Still, by the time I got to the top of the sledding hill, I had dried out, my knee had stopped bleeding, and I was only limping slightly. Then I realised that the snow at the top of the hill, where everyone was queuing to slide down, had become a solid layer of slippery awfulness thanks to the constant trampling. I miss my winter boots! Much the same as in Tallinn Old Town last winter, I couldn’t walk, or even stand up.
Alexxxxxxx! I howled dolefully, at last, clutching my sledding ring in my mittened hand and picking myself up for the tenth time. I had advanced about one foot, and the queue was only about 5 feet away – so close, and yet so hopelessly out of reach. Alex looked round at my shout, and burst out laughing as he saw the crowds of tiny little children scampering fearlessly and confidently past me, the teacher, trembling and rooted to the spot. To my relief, he strode over and grabbed my hands. Thank you – I started to whimper gratefully, but he grinned and cheerfully pushed me over instead.
Argh! You – you – you dangerous lunatic!!! I yelled, glaring up at his laughing face. Oh, quit crying – I got you safely into your sledding ring, didn’t I? he asked. So he did, I realised, and with much less squealing and falling and scuffling than if he’d told me to climb into it. Then he bent over and pushed and swooshed me across the icy nightmare until I was in the queue, safe and sound, and no longer dangerously on my feet. Glad to be of service, he said, going back to his own sledding ring. Jerry, look after Hayley teacher, will you? Jerry is the smallest and most baby-faced child in the whole school. He doesn’t even come up to my waist. And he looked at Alex, looked at me, and then nodded solemnly and put his tiny little hand protectively on my knee. Good grief.
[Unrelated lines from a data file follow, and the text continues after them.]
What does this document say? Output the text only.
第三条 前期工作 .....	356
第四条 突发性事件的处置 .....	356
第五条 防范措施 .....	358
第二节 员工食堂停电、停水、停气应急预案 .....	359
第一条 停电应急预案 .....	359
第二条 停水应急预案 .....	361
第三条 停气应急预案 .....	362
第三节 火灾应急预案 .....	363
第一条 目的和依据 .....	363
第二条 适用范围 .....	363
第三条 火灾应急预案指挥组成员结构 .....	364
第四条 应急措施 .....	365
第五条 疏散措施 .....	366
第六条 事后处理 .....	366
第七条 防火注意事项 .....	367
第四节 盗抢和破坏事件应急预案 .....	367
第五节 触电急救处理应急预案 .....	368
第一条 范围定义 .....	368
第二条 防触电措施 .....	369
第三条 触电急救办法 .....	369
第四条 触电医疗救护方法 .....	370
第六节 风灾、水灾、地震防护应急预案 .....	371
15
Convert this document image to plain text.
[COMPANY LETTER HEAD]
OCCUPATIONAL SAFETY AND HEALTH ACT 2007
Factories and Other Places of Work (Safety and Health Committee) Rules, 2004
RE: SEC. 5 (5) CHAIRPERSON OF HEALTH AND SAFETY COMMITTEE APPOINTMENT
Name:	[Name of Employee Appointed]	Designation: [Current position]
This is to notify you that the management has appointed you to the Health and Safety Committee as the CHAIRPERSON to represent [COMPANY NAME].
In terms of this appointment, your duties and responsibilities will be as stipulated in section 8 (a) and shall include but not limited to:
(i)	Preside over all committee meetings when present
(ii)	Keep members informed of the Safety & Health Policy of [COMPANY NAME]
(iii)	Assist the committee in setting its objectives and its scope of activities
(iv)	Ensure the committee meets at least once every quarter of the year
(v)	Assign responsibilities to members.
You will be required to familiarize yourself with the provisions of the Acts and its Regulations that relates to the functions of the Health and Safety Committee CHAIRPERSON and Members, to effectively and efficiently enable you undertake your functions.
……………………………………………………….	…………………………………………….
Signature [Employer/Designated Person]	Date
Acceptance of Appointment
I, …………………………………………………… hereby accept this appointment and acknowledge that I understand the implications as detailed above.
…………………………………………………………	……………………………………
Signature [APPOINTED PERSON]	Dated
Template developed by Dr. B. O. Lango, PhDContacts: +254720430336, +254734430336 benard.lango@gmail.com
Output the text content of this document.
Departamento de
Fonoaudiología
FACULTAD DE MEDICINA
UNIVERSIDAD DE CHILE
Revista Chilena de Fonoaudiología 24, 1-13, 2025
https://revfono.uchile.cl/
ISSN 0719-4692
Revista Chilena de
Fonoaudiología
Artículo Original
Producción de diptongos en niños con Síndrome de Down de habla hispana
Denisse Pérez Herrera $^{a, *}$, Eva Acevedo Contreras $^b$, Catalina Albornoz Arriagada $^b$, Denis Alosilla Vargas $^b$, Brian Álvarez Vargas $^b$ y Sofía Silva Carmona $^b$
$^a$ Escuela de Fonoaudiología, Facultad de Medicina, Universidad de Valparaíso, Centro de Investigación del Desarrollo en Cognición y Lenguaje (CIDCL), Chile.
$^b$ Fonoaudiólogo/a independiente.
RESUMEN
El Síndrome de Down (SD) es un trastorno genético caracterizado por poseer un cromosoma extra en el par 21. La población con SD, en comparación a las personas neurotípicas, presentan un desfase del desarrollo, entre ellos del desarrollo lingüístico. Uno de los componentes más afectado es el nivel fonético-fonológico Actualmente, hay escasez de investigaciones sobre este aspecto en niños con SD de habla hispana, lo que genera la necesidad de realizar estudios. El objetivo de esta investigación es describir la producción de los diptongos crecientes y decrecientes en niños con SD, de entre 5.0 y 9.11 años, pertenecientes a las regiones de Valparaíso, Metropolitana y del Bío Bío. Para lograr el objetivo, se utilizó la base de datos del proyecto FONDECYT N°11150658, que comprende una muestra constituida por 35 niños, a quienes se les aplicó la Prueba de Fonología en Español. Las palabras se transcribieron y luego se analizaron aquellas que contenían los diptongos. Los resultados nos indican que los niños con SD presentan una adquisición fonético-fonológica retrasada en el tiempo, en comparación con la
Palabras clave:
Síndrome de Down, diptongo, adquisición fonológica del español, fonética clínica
For some reason, I went backwards the whole way down the slope and couldn’t get turned around, and then my legs flew up in the air, and all I could hear was the sound of the ring zipping over the snow and the air whistling past my ears, and the sound of my own squeals, and oh dear lord, you wouldn’t believe how fast those sled things go. It was the first time I’d ever tried sledding, and it was terrifying. I loved it.
And I get paid for doing this sort of thing now, too, you know.